Ground-level ozone typically forms when nitrogen oxide emissions from vehicles and industrial processes react with volatile organic compounds emitted from vegetation in the presence of sunlight.

Professor Christian Pfrang from the University of Birmingham who collaborated on the research said: “Our study provides robust evidence that the changes due to ground-level ozone on floral scent cause pollinators to struggle to carry out their crucial role in the natural environment also with implications for food security.”

The findings suggest that ozone is likely to be having a negative impact on wildflower abundance and crop yields. International research has already established that ozone has a negative impact on food production because it damages plant growth.

Dr. Ben Langford, an atmospheric scientist at UKCEH who led the study said: “Some 75 percent of our food crops and nearly 90 percent of wild flowering plants depend, to some extent, upon animal pollination, particularly by insects. Therefore, understanding what adversely affects pollination, and how, is essential to helping us preserve the critical services that we reply upon for production of food, textiles, biofuels, and medicines, for example.”

The researchers used a 30-m wind tunnel at Surrey University to monitor how the size and shape of odor plumes changed in the presence of ozone. As well as decreasing the size of the odor plume the scientists found that the scent of the plume changed substantially as certain compounds reacted away much faster than others.

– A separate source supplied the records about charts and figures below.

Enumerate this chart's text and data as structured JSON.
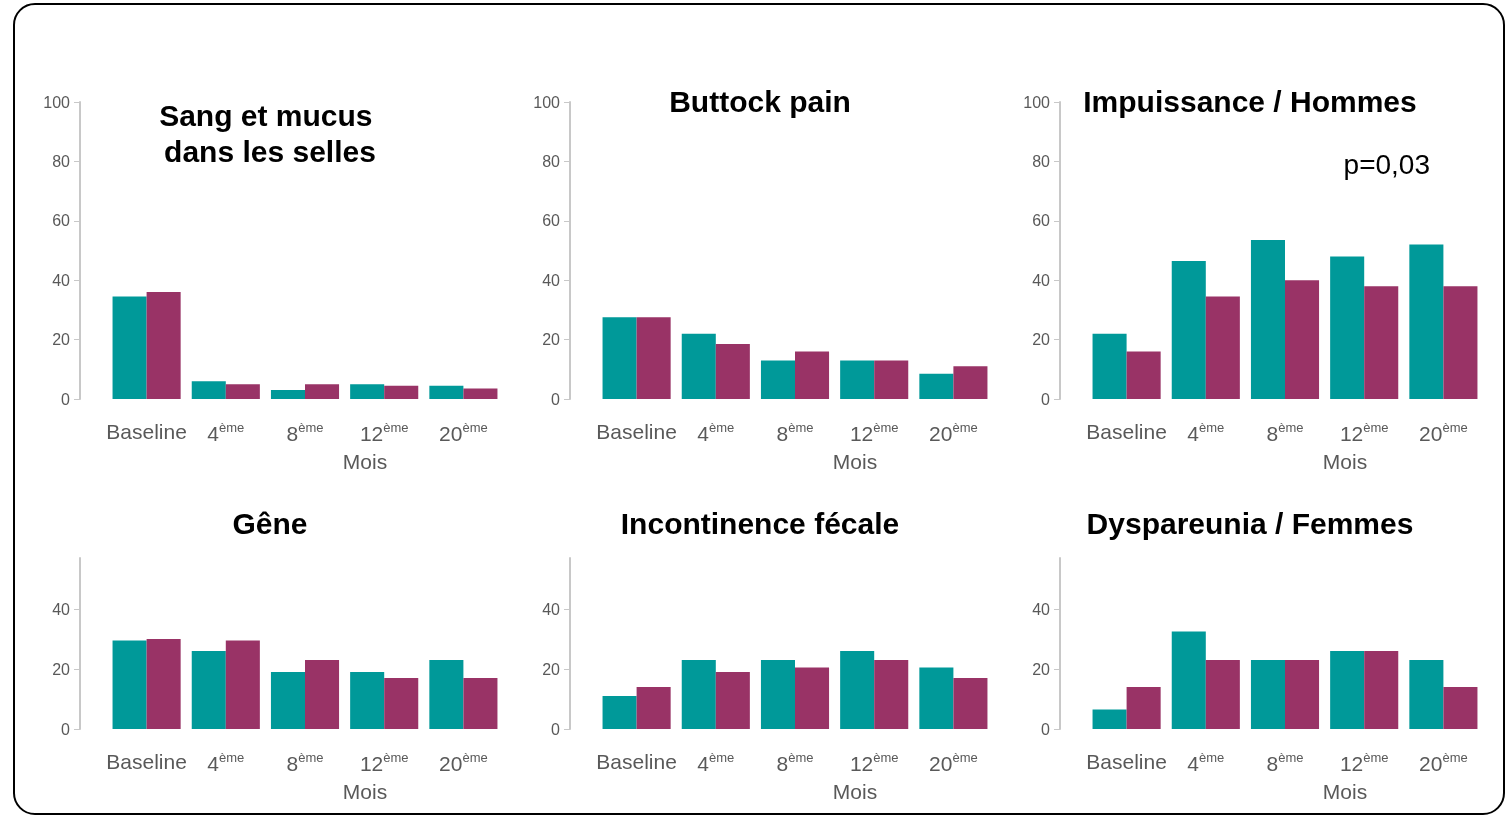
{
  "chart_data": [
    {
      "type": "bar",
      "title": "Sang et mucus dans les selles",
      "xlabel": "Mois",
      "categories": [
        "Baseline",
        "4$^{ème}$",
        "8$^{ème}$",
        "12$^{ème}$",
        "20$^{ème}$"
      ],
      "series": [
        {
          "color": "#009999",
          "values": [
            34.5,
            6,
            3,
            5,
            4.5
          ]
        },
        {
          "color": "#993366",
          "values": [
            36,
            5,
            5,
            4.5,
            3.5
          ]
        }
      ],
      "ylim": [
        0,
        100
      ],
      "yticks": [
        0,
        20,
        40,
        60,
        80,
        100
      ]
    },
    {
      "type": "bar",
      "title": "Buttock pain",
      "xlabel": "Mois",
      "categories": [
        "Baseline",
        "4$^{ème}$",
        "8$^{ème}$",
        "12$^{ème}$",
        "20$^{ème}$"
      ],
      "series": [
        {
          "color": "#009999",
          "values": [
            27.5,
            22,
            13,
            13,
            8.5
          ]
        },
        {
          "color": "#993366",
          "values": [
            27.5,
            18.5,
            16,
            13,
            11
          ]
        }
      ],
      "ylim": [
        0,
        100
      ],
      "yticks": [
        0,
        20,
        40,
        60,
        80,
        100
      ]
    },
    {
      "type": "bar",
      "title": "Impuissance / Hommes",
      "xlabel": "Mois",
      "categories": [
        "Baseline",
        "4$^{ème}$",
        "8$^{ème}$",
        "12$^{ème}$",
        "20$^{ème}$"
      ],
      "series": [
        {
          "color": "#009999",
          "values": [
            22,
            46.5,
            53.5,
            48,
            52
          ]
        },
        {
          "color": "#993366",
          "values": [
            16,
            34.5,
            40,
            38,
            38
          ]
        }
      ],
      "ylim": [
        0,
        100
      ],
      "yticks": [
        0,
        20,
        40,
        60,
        80,
        100
      ],
      "annotations": [
        "p=0,03"
      ]
    },
    {
      "type": "bar",
      "title": "Gêne",
      "xlabel": "Mois",
      "categories": [
        "Baseline",
        "4$^{ème}$",
        "8$^{ème}$",
        "12$^{ème}$",
        "20$^{ème}$"
      ],
      "series": [
        {
          "color": "#009999",
          "values": [
            29.5,
            26,
            19,
            19,
            23
          ]
        },
        {
          "color": "#993366",
          "values": [
            30,
            29.5,
            23,
            17,
            17
          ]
        }
      ],
      "ylim": [
        0,
        57
      ],
      "yticks": [
        0,
        20,
        40
      ]
    },
    {
      "type": "bar",
      "title": "Incontinence fécale",
      "xlabel": "Mois",
      "categories": [
        "Baseline",
        "4$^{ème}$",
        "8$^{ème}$",
        "12$^{ème}$",
        "20$^{ème}$"
      ],
      "series": [
        {
          "color": "#009999",
          "values": [
            11,
            23,
            23,
            26,
            20.5
          ]
        },
        {
          "color": "#993366",
          "values": [
            14,
            19,
            20.5,
            23,
            17
          ]
        }
      ],
      "ylim": [
        0,
        57
      ],
      "yticks": [
        0,
        20,
        40
      ]
    },
    {
      "type": "bar",
      "title": "Dyspareunia / Femmes",
      "xlabel": "Mois",
      "categories": [
        "Baseline",
        "4$^{ème}$",
        "8$^{ème}$",
        "12$^{ème}$",
        "20$^{ème}$"
      ],
      "series": [
        {
          "color": "#009999",
          "values": [
            6.5,
            32.5,
            23,
            26,
            23
          ]
        },
        {
          "color": "#993366",
          "values": [
            14,
            23,
            23,
            26,
            14
          ]
        }
      ],
      "ylim": [
        0,
        57
      ],
      "yticks": [
        0,
        20,
        40
      ]
    }
  ]
}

Honeybees were trained to recognize the same odor blend and then exposed to the new, ozone-modified odors. Pollinating insects use floral odors to find flowers and learn to associate their unique blend of chemical compounds with the amount of nectar it provides, allowing them to locate the same species in the future.

The research showed that towards the center of plumes, 52 percent of honeybees recognized an odor at 6 meters, decreasing to 38 percent at 12 m. At the edge of plumes, which degraded more quickly, 32 percent of honeybees recognized a flower from 6 m away and just a tenth of the insects from 12 m away.

The study indicates that ozone could also affect insects’ other odor-controlled behaviors such attracting a mate.

The research was funded by the Natural Environment Research Council, part of UK Research and Innovation, and was published in the journal Environmental Pollution.

Pfrang concluded: “We know that air pollution has a detrimental effect on human health, biodiversity and the climate, but now we can see how it prevents bees and other pollinating insects from carrying out their key job. This should act as a wake up call to take action on air pollution and help safeguard food production and biodiversity for the future.”